Parallelization of the minimal trellis as described in Section II may lead to a larger number of total computations being performed in decoding. The number of emanating branches in section-(l + 1) is \( |S_{iM}| + \lambda_{iM} \) which may be larger than the corresponding product for the minimal trellis for some values of \( l, 0 \leq l < L \). However, as explained above, the hardware complexity of the decoder is not affected. We illustrate the reason with an example: The RM (64,42,8) code has a minimal trellis with the \( s_{iM} + \lambda_{iM} \) sequence of \( \{7,13,16,16,16,16,13,7\} \). The same sequence for the nonminimal trellis is \( \{13,16,16,16,16,16,16,13\} \) which is larger at positions \( \{0,1,6,7\} \). Consider the case when \( l = 1 \) (other cases are similar). In section 2 of the minimal trellis, each of the 128 ACS's corresponding to states at the end of section 1 has 64 branches emanating from it. In section 2 of the nonminimal trellis, each of the 8192 ACS's has eight branches emanating from it. Hence, the number of operations performed per ACS is fewer in the nonminimal trellis. Hence larger values of \( |S_{iM}| + \lambda_{iM} \) represent larger number of operations performed simultaneously in parallel by all the ACS's in the nonminimal trellis.

V. EXAMPLES

Consider the (32,21,6) extended and permuted BCH code. The minimal four-section, 8-bits/section trellis has SCP \( \{0,7,9,7,0\} \). A nonminimal trellis four-section trellis can be obtained as the union of 32 parallel isomorphic subtrellises each having SCP \( \{0,4,4,0\} \). Thus, Viterbi decoder implementations using the ACS-array architecture for both trellises will require 512 ACS circuits. However, in the minimal trellis, each ACS will require the capability of choosing the best among 64 incoming branches whereas the corresponding number is only 16 in the nonminimal trellis. The problem of routing metrics is also much reduced since the connectivity of ACS-0 is 128 and that of ACS-i is at least 64 for \( 1 \leq i \leq 511 \) while the maximum connectivity of any ACS in the nonminimal trellis is only 16. The structural parameters of each of these trellises are summarized in Tables II and III.

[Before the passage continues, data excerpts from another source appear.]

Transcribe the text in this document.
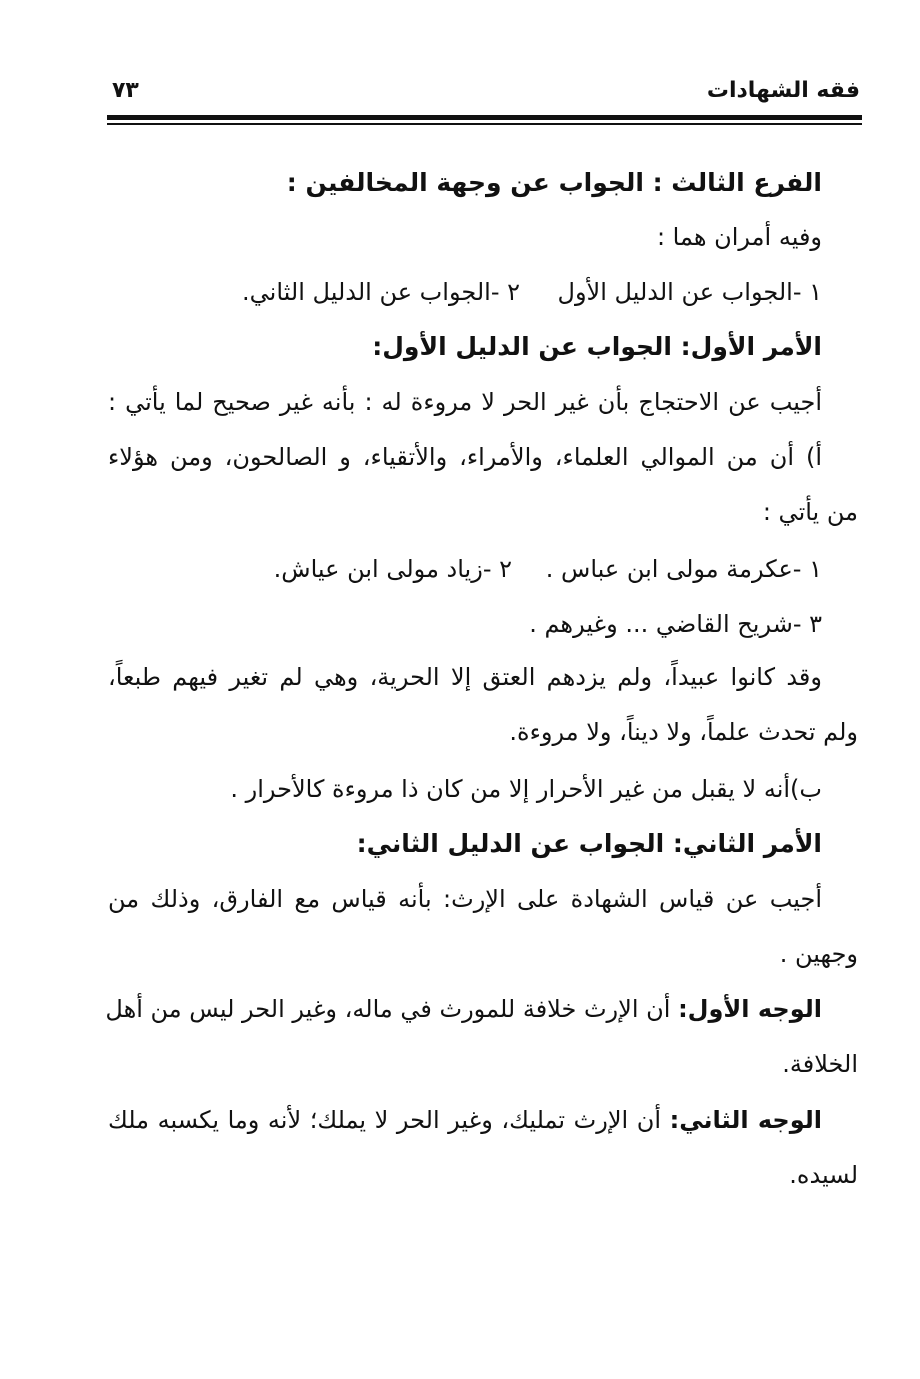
فقه الشهادات
٧٣
الفرع الثالث : الجواب عن وجهة المخالفين :
وفيه أمران هما :
١ -الجواب عن الدليل الأول
٢ -الجواب عن الدليل الثاني.
الأمر الأول: الجواب عن الدليل الأول:
أجيب عن الاحتجاج بأن غير الحر لا مروءة له : بأنه غير صحيح لما يأتي :
أ) أن من الموالي العلماء، والأمراء، والأتقياء، و الصالحون، ومن هؤلاء
من يأتي :
١ -عكرمة مولى ابن عباس .
٢ -زياد مولى ابن عياش.
٣ -شريح القاضي ... وغيرهم .
وقد كانوا عبيداً، ولم يزدهم العتق إلا الحرية، وهي لم تغير فيهم طبعاً،
ولم تحدث علماً، ولا ديناً، ولا مروءة.
ب)أنه لا يقبل من غير الأحرار إلا من كان ذا مروءة كالأحرار .
الأمر الثاني: الجواب عن الدليل الثاني:
أجيب عن قياس الشهادة على الإرث: بأنه قياس مع الفارق، وذلك من
وجهين .
الوجه الأول: أن الإرث خلافة للمورث في ماله، وغير الحر ليس من أهل
الخلافة.
الوجه الثاني: أن الإرث تمليك، وغير الحر لا يملك؛ لأنه وما يكسبه ملك
لسيده.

Assuming each real number to be quantized to 8-bits the VLSI layouts of a radix-8 ACS and a radix-16 ACS were generated. A modified form of the bit-level pipelined ACS architecture [33] was used for the ACS's. The area required for the radix-16 ACS was 2.7 times that required for the radix-8 ACS. Assuming a factor of 2.5 increase in area per doubling of the radix, we see that 128 ACS's in the minimal trellis have an area 6.25 times larger than their counterparts in the nonminimal trellis implementation. The remaining ACS's require the same area. We see that the device area is reduced by adopting the proposed trellis architecture. Furthermore, the
TABLE II
PARAMETERS OF FOUR-SECTION TRELLIS OF (32,21,6) EXTENDED AND PERMUTED BCH CODE

<table>
<thead>
<tr>
<th>i</th>
<th>0</th>
<th>1</th>
<th>2</th>
<th>3</th>
<th>4</th>
</tr>
</thead>
<tbody>
<tr>
<td>SCP</td>
<td>0</td>
<td>7</td>
<td>9</td>
<td>7</td>
<td>0</td>
</tr>
<tr>
<td>CBP</td>
<td>0</td>
<td>4</td>
<td>6</td>
<td>7</td>
<td>0</td>
</tr>
<tr>
<td>EBP</td>
<td>7</td>
<td>6</td>
<td>4</td>
<td>0</td>
<td>-</td>
</tr>
</tbody>
</table>

i = ACS-# Connectivity of ACS-i

TABLE III
PARAMETERS OF FOUR-SECTION TRELLIS OF (32,16) SUBCODE OF THE (32,21,6) EXTENDED AND PERMUTED BCH CODE

<table>
<thead>
<tr>
<th>i</th>
<th>0</th>
<th>1</th>
<th>2</th>
<th>3</th>
<th>4</th>
</tr>
</thead>
<tbody>
<tr>
<td>SCP</td>
<td>0</td>
<td>4</td>
<td>4</td>
<td>4</td>
<td>0</td>
</tr>
<tr>
<td>CBP</td>
<td>0</td>
<td>4</td>
<td>4</td>
<td>4</td>
<td>0</td>
</tr>
<tr>
<td>EBP</td>
<td>4</td>
<td>4</td>
<td>4</td>
<td>0</td>
<td>-</td>
</tr>
</tbody>
</table>

i = ACS-# Connectivity of ACS-i

VI. TRELLIS FOR A (64,40,8) SUBCODE OF RM (64,42,8)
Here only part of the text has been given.